How to Minimize Your Chemical Exposures
If you're a mom-to-be, please don't be discouraged from breastfeeding due to findings of PFASs and other chemicals in breast milk. Instead, take action to minimize your chemical exposures as much as possible, starting by paying careful attention to what you eat. Eating organically grown, biodynamic whole foods is a primary strategy and, as an added bonus, when you eat properly, you're also optimizing your baby's growth and development.
When your diet is mostly fresh foods, you'll also avoid exposure to PFASs common in take-out containers. From there, simply leading a healthy lifestyle will help you to have as minimal a chemical exposure as possible. This includes the following:
- As much as possible, purchase organic produce and free-range, organic foods to reduce your exposure to pesticides, growth hormones, GMOs, and synthetic fertilizers.
- Rather than using conventional or farm-raised fish, which are often heavily contaminated with PCBs and mercury, supplement with a high-quality purified krill oil, or eat fish that is wild-caught and lab tested for purity.
- Eat mostly raw, fresh foods, steering clear of processed, prepackaged foods of all kinds.
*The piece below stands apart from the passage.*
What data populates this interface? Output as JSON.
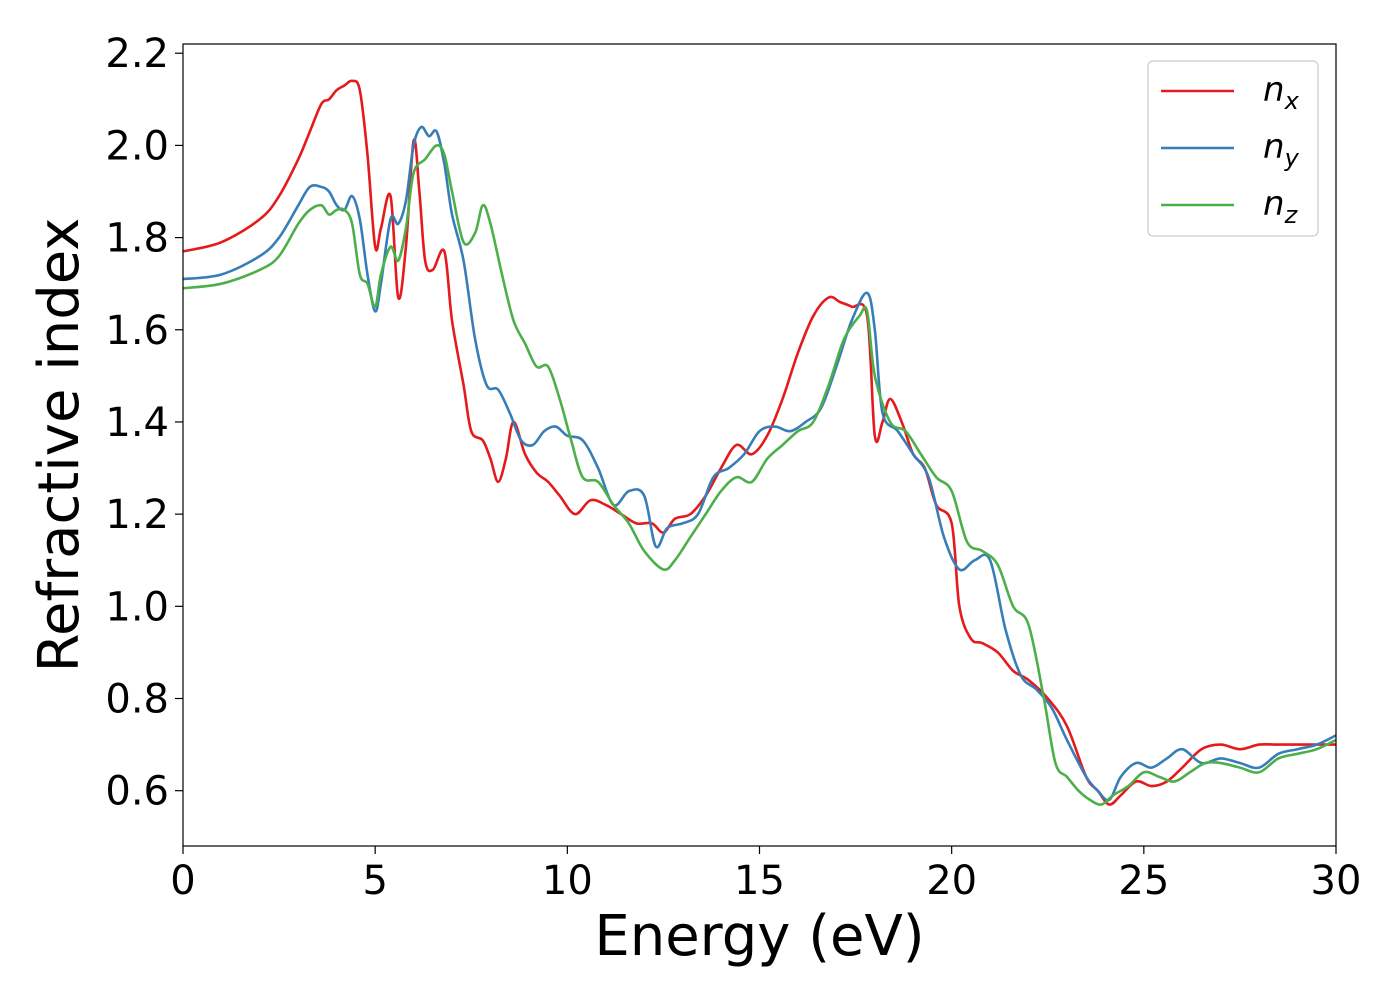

This way you automatically avoid artificial food additives, including dangerous artificial sweeteners, food coloring, and MSG. Freshly grown sprouts are particularly nutritious, especially watercress, sunflower, and pea sprouts.
- Store your food and beverages in glass rather than plastic, and avoid using plastic wrap and canned foods (which are often lined with BPA- and BPS-containing liners).
- Have your tap water tested and, if contaminants are found, install an appropriate water filter on all your faucets (even those in your shower or bath).
- Only use natural cleaning products in your home.
- Switch over to natural brands of toiletries such as shampoo, toothpaste, antiperspirants, and cosmetics. The Environmental Working Group has a useful database to help you find personal care products that are free of PFCs, phthalates, and other potentially dangerous chemicals.19 I also offer one of the highest quality organic skin care lines, shampoo, and conditioner, and body butter that are completely natural and safe.
- Avoid using artificial air fresheners, dryer sheets, fabric softeners, or other synthetic fragrances.
- Replace your non-stick pots and pans with ceramic or glass cookware.
- When redoing your home, look for "green," chemical-free alternatives in lieu of regular paint and vinyl floor coverings.
- Replace your vinyl shower curtain with one made of fabric, or install a glass shower door. Most flexible plastics, like shower curtains, contain dangerous plasticizers like phthalates.
- Limit your use of drugs (prescription and over-the-counter) as much as possible. Drugs are chemicals too, and they will leave residues and accumulate in your body over time.
- Avoid spraying pesticides around your home or insect repellants that contain DEET on your body. There are safe, effective, and natural alternatives out there.